Par un arrêt du 20 novembre 2025, la cour administrative d’appel de Lyon précise les conditions d’application de l’exonération de taxe sur la valeur ajoutée prévue à l’article 261 du code général des impôts pour les leçons dispensées « à titre personnel ». Après avoir confirmé une interprétation stricte de cette exigence, excluant tout concours de tiers dans l’organisation de l’enseignement, la cour fait toutefois droit aux demandes du contribuable sur le fondement de l’article L. 80 A du livre des procédures fiscales. L’arrêt illustre ainsi le rôle particulièrement intéressant que peut avoir la doctrine administrative formellement admise, susceptible de faire prévaloir une interprétation plus favorable que celle que le juge applique en vertu des dispositions législatives. Cet arrêt d’espèce met ainsi en lumière les tensions entre les interprétations de la loi fiscale du point de vue de la protection du contribuable.
La taxe sur la valeur ajoutée repose sur un champ d’application large, mais assorti de potentielles exonérations.
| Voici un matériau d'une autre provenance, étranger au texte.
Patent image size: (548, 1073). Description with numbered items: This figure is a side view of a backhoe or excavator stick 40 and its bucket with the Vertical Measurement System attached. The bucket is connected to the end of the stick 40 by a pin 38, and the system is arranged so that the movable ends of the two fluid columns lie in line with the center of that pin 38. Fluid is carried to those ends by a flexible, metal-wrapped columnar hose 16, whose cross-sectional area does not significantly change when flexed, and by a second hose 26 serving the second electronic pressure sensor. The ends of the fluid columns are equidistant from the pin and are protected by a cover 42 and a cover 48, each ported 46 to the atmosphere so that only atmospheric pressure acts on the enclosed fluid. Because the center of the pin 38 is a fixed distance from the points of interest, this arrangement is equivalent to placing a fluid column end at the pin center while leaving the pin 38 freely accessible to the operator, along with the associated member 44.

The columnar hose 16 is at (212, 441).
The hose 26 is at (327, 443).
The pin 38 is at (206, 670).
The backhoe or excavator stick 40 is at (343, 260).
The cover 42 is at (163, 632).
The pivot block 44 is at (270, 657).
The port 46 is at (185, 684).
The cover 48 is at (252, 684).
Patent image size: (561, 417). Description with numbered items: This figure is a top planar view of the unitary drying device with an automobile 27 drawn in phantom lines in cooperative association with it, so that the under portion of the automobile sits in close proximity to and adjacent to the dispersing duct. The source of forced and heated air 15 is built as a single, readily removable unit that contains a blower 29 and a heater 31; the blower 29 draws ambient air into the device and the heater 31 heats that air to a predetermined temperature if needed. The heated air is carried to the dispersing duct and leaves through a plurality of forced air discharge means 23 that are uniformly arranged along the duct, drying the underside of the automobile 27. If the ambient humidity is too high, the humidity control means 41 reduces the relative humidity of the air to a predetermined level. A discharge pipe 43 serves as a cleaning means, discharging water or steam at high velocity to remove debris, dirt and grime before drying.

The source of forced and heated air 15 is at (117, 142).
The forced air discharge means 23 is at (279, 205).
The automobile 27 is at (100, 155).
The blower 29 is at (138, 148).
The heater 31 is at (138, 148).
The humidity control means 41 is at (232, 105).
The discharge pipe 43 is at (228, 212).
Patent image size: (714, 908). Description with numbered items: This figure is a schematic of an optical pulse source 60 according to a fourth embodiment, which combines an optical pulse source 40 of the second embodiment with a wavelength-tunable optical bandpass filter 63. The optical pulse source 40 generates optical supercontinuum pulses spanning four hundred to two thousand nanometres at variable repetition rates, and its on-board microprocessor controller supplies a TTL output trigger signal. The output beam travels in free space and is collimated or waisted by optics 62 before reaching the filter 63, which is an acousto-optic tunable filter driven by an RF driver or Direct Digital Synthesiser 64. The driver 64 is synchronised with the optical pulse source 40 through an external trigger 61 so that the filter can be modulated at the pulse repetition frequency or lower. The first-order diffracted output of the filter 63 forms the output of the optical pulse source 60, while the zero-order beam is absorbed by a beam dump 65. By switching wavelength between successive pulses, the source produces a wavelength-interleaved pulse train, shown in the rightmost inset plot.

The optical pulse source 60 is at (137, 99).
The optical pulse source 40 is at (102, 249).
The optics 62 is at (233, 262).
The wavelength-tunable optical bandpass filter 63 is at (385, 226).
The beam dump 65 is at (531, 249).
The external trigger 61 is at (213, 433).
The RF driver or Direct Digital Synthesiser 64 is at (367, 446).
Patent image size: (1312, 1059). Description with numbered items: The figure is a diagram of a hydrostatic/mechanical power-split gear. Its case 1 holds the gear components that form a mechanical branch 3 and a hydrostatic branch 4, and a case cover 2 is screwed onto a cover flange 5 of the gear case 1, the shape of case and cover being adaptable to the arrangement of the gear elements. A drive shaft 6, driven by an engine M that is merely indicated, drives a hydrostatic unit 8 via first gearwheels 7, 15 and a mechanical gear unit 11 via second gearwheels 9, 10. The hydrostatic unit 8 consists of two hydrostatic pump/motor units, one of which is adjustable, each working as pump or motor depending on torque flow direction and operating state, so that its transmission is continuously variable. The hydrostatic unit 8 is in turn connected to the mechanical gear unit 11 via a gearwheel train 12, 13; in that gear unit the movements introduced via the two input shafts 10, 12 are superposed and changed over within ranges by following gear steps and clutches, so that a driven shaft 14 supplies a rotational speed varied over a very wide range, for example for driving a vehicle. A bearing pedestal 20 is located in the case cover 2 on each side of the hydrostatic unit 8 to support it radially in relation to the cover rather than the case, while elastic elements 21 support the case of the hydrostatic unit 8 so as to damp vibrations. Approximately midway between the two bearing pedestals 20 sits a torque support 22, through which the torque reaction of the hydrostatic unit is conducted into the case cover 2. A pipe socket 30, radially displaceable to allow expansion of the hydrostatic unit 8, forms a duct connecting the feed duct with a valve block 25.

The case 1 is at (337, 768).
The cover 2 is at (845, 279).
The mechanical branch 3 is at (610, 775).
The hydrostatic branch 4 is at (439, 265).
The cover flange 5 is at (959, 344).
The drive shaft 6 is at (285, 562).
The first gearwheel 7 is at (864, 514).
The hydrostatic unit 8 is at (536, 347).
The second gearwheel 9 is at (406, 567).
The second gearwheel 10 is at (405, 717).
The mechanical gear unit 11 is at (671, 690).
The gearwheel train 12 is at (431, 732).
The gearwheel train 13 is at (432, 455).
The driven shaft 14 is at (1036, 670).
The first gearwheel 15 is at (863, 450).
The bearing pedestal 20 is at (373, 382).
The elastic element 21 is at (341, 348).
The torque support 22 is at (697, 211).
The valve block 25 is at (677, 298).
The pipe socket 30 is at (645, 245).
Parmi elles, l’article 261, 4-4° b du code général des impôts prévoit une exonération de TVA pour les cours ou leçons relevant notamment de l’enseignement artistique ou sportif, à condition qu’ils soient dispensés à titre personnel par des personnes physiques rémunérées directement par leurs élèves.
L’arrêt commenté, rendu par la cour administrative d’appel de Lyon le 20 novembre 2025, illustre les difficultés d’application de cette exonération. En l’espèce, un professeur de danse exploitait une école au sein de laquelle il dispensait personnellement une partie des cours, tandis que d’autres leçons étaient assurées par des enseignants indépendants, rémunérés par rétrocession d’honoraires. À l’issue d’une vérification de comptabilité portant sur les années 2017 à 2019, l’administration fiscale a remis en cause l’exonération de TVA appliquée aux recettes issues de cette activité, estimant que les cours ne pouvaient être regardés comme dispensés à titre personnel au sens de l’article 261 du CGI, en raison de l’organisation collective de l’enseignement.
Le requérant a alors saisi le tribunal administratif de Lyon afin de réclamer la décharge, ou à défaut, la réduction, des impositions supplémentaires mises à sa charge, demande rejetée par un jugement du 12 mars 2024. Il a alors interjeté appel devant la cour administrative d’appel de Lyon, soutenant notamment qu’il pouvait bénéficier de l’exonération prévue par la loi fiscale, soit, à défaut, de celle résultant de la doctrine fiscale opposable.
Dès lors était posée la question de savoir si le requérant pouvait obtenir une exonération de TVA sur le fondement des dispositions légales invoquées ou, à défaut, se prévaloir d’une doctrine fiscale pour en bénéficier.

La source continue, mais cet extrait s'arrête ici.